Although the British census can be irritating and newspaper scare stories are rife around the time you have to fill one in, when the statistics hit the headlines, everyone is interested. The latest census tells us that there are more atheists in Britain than ever before, around a quarter of the population ticking the ‘no religion’ box. British people have fallen out of love with marriage and 44 out of 5 Brits view themselves as being in good health. From the perspective of language it is interesting to note that almost one in 8 people living in Britain were not born in Britain.

India accounts for the largest foreign-born population, overtaking Ireland, followed by Poland with an increase of 500,000 people coming to England and Wales in the last decade, spurred by its accession to the European Union in 2004. About half of the foreign-born residents arrived between 2001 and 2011.

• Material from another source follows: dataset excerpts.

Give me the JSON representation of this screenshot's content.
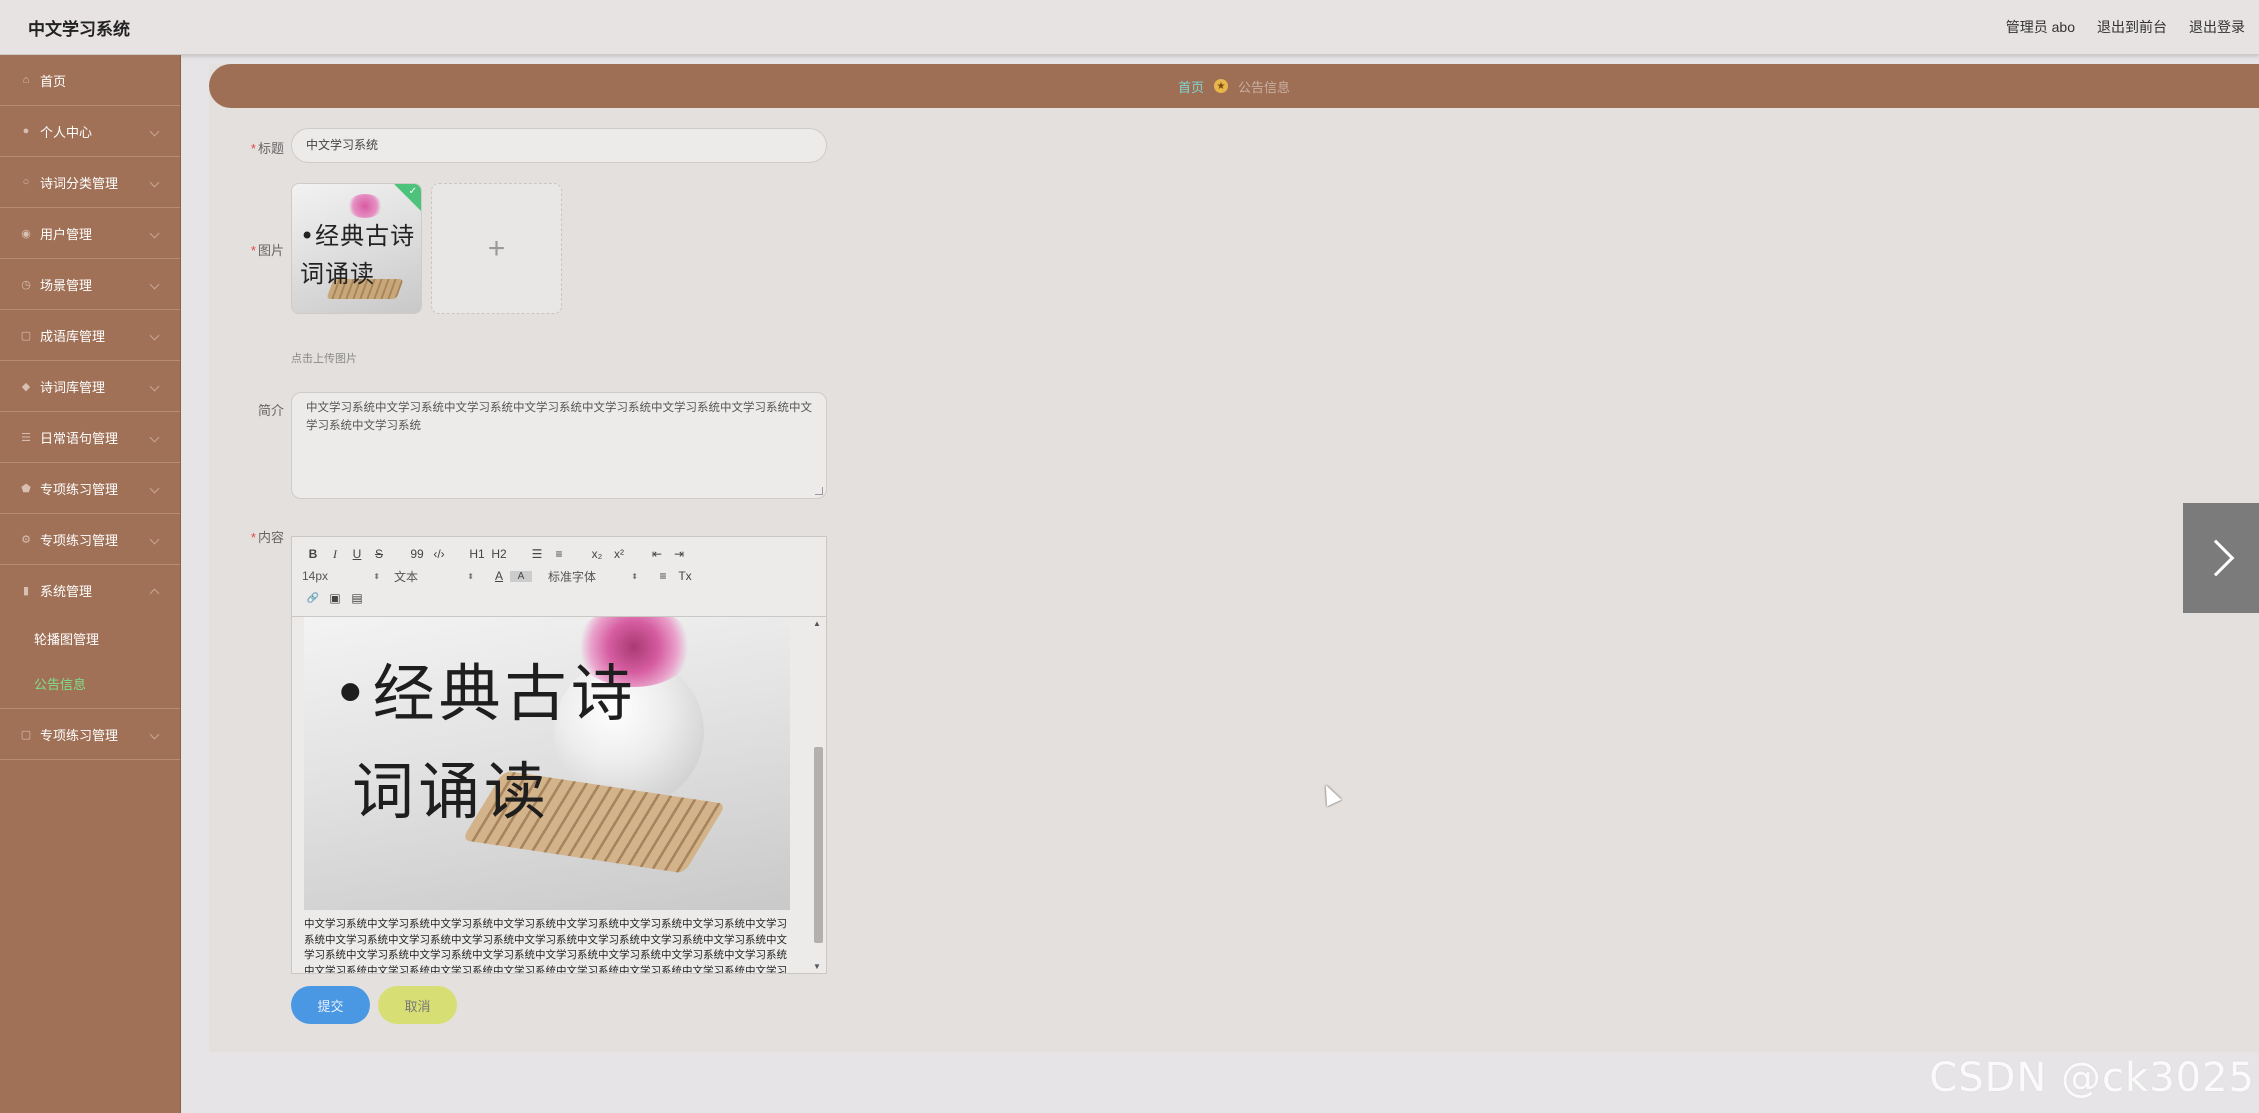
{
  "header": {
    "app_title": "中文学习系统",
    "actions": [
      "管理员 abo",
      "退出到前台",
      "退出登录"
    ]
  },
  "sidebar": {
    "items": [
      {
        "label": "首页",
        "icon": "home-icon"
      },
      {
        "label": "个人中心",
        "icon": "user-icon"
      },
      {
        "label": "诗词分类管理",
        "icon": "circle-icon"
      },
      {
        "label": "用户管理",
        "icon": "pin-icon"
      },
      {
        "label": "场景管理",
        "icon": "clock-icon"
      },
      {
        "label": "成语库管理",
        "icon": "square-icon"
      },
      {
        "label": "诗词库管理",
        "icon": "chat-icon"
      },
      {
        "label": "日常语句管理",
        "icon": "list-icon"
      },
      {
        "label": "专项练习管理",
        "icon": "shield-icon"
      },
      {
        "label": "专项练习管理",
        "icon": "gear-icon"
      },
      {
        "label": "系统管理",
        "icon": "chart-icon"
      },
      {
        "label": "专项练习管理",
        "icon": "square-icon"
      }
    ],
    "submenu": [
      {
        "label": "轮播图管理"
      },
      {
        "label": "公告信息"
      }
    ]
  },
  "breadcrumb": {
    "home": "首页",
    "current": "公告信息"
  },
  "form": {
    "title_label": "标题",
    "title_value": "中文学习系统",
    "image_label": "图片",
    "image_text_line1": "•经典古诗",
    "image_text_line2": "词诵读",
    "add_icon": "+",
    "upload_hint": "点击上传图片",
    "intro_label": "简介",
    "intro_value": "中文学习系统中文学习系统中文学习系统中文学习系统中文学习系统中文学习系统中文学习系统中文学习系统中文学习系统",
    "content_label": "内容",
    "editor": {
      "font_size": "14px",
      "block_format": "文本",
      "font_family": "标准字体",
      "buttons": {
        "bold": "B",
        "italic": "I",
        "underline": "U",
        "strike": "S",
        "quote": "99",
        "code": "‹/›",
        "h1": "H1",
        "h2": "H2",
        "ordered": "☰",
        "bullet": "≡",
        "sub": "x₂",
        "sup": "x²",
        "outdent": "⇤",
        "indent": "⇥",
        "color": "A",
        "bg": "A",
        "align": "≡",
        "clear": "Tx",
        "link": "🔗",
        "image": "▣",
        "video": "▤"
      },
      "body_text": "中文学习系统中文学习系统中文学习系统中文学习系统中文学习系统中文学习系统中文学习系统中文学习系统中文学习系统中文学习系统中文学习系统中文学习系统中文学习系统中文学习系统中文学习系统中文学习系统中文学习系统中文学习系统中文学习系统中文学习系统中文学习系统中文学习系统中文学习系统中文学习系统中文学习系统中文学习系统中文学习系统中文学习系统中文学习系统中文学习系统中文学习系统中文学习系统中文学习系统中文学习系统中文学习系统中文学习系统中文学习系统中文学习系统中文学习系统中文学习系统中文学习系统"
    },
    "submit_label": "提交",
    "cancel_label": "取消"
  },
  "watermark": "CSDN @ck3025"
}
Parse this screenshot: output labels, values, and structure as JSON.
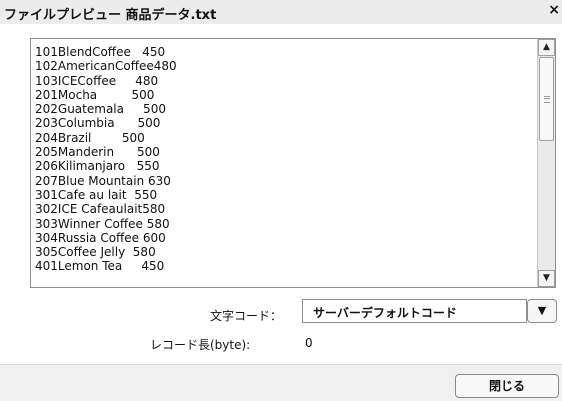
{
  "window": {
    "title": "ファイルプレビュー 商品データ.txt",
    "close_glyph": "×"
  },
  "preview": {
    "lines": [
      "101BlendCoffee   450",
      "102AmericanCoffee480",
      "103ICECoffee     480",
      "201Mocha         500",
      "202Guatemala     500",
      "203Columbia      500",
      "204Brazil        500",
      "205Manderin      500",
      "206Kilimanjaro   550",
      "207Blue Mountain 630",
      "301Cafe au lait  550",
      "302ICE Cafeaulait580",
      "303Winner Coffee 580",
      "304Russia Coffee 600",
      "305Coffee Jelly  580",
      "401Lemon Tea     450"
    ],
    "scroll_up_glyph": "▲",
    "scroll_down_glyph": "▼"
  },
  "charcode": {
    "label": "文字コード：",
    "selected": "サーバーデフォルトコード",
    "dropdown_glyph": "▼"
  },
  "record_length": {
    "label": "レコード長(byte):",
    "value": "0"
  },
  "footer": {
    "close_label": "閉じる"
  }
}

The largest increase in the foreign-born population was in London, where more than a third of residents were born abroad – almost a quarter were not British nationals.

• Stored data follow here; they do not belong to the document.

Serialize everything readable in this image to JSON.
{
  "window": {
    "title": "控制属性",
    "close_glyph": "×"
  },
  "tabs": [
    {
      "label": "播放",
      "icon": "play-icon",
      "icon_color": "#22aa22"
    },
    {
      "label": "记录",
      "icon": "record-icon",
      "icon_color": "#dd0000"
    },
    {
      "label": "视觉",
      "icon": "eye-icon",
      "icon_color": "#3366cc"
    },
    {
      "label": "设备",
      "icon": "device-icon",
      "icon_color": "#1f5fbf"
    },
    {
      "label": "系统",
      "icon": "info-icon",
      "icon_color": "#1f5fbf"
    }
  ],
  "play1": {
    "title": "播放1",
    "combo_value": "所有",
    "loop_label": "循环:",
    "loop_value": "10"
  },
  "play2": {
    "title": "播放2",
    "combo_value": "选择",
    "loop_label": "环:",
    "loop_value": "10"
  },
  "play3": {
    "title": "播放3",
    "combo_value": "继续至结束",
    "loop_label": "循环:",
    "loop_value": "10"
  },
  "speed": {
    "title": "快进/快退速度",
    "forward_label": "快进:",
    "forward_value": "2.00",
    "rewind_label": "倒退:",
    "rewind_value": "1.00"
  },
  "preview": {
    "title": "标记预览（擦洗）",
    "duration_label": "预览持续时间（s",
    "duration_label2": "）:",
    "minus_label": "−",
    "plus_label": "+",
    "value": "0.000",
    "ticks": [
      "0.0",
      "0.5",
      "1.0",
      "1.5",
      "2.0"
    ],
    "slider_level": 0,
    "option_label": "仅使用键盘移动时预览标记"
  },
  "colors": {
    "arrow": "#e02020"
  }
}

With so many people in Britain not being British nationals, this is having an effect on the languages being spoken within Britain today.

The status of English as the main language is also changing – 1.2m households now include no adults for whom English is their main language. The census found 31,000 households in Birmingham and more than 21,000 each in Manchester and Leicester had no one resident for whom English was the main language.

With so many languages within the melting pot of Britain it’s likely that language skills will become even more important in the future.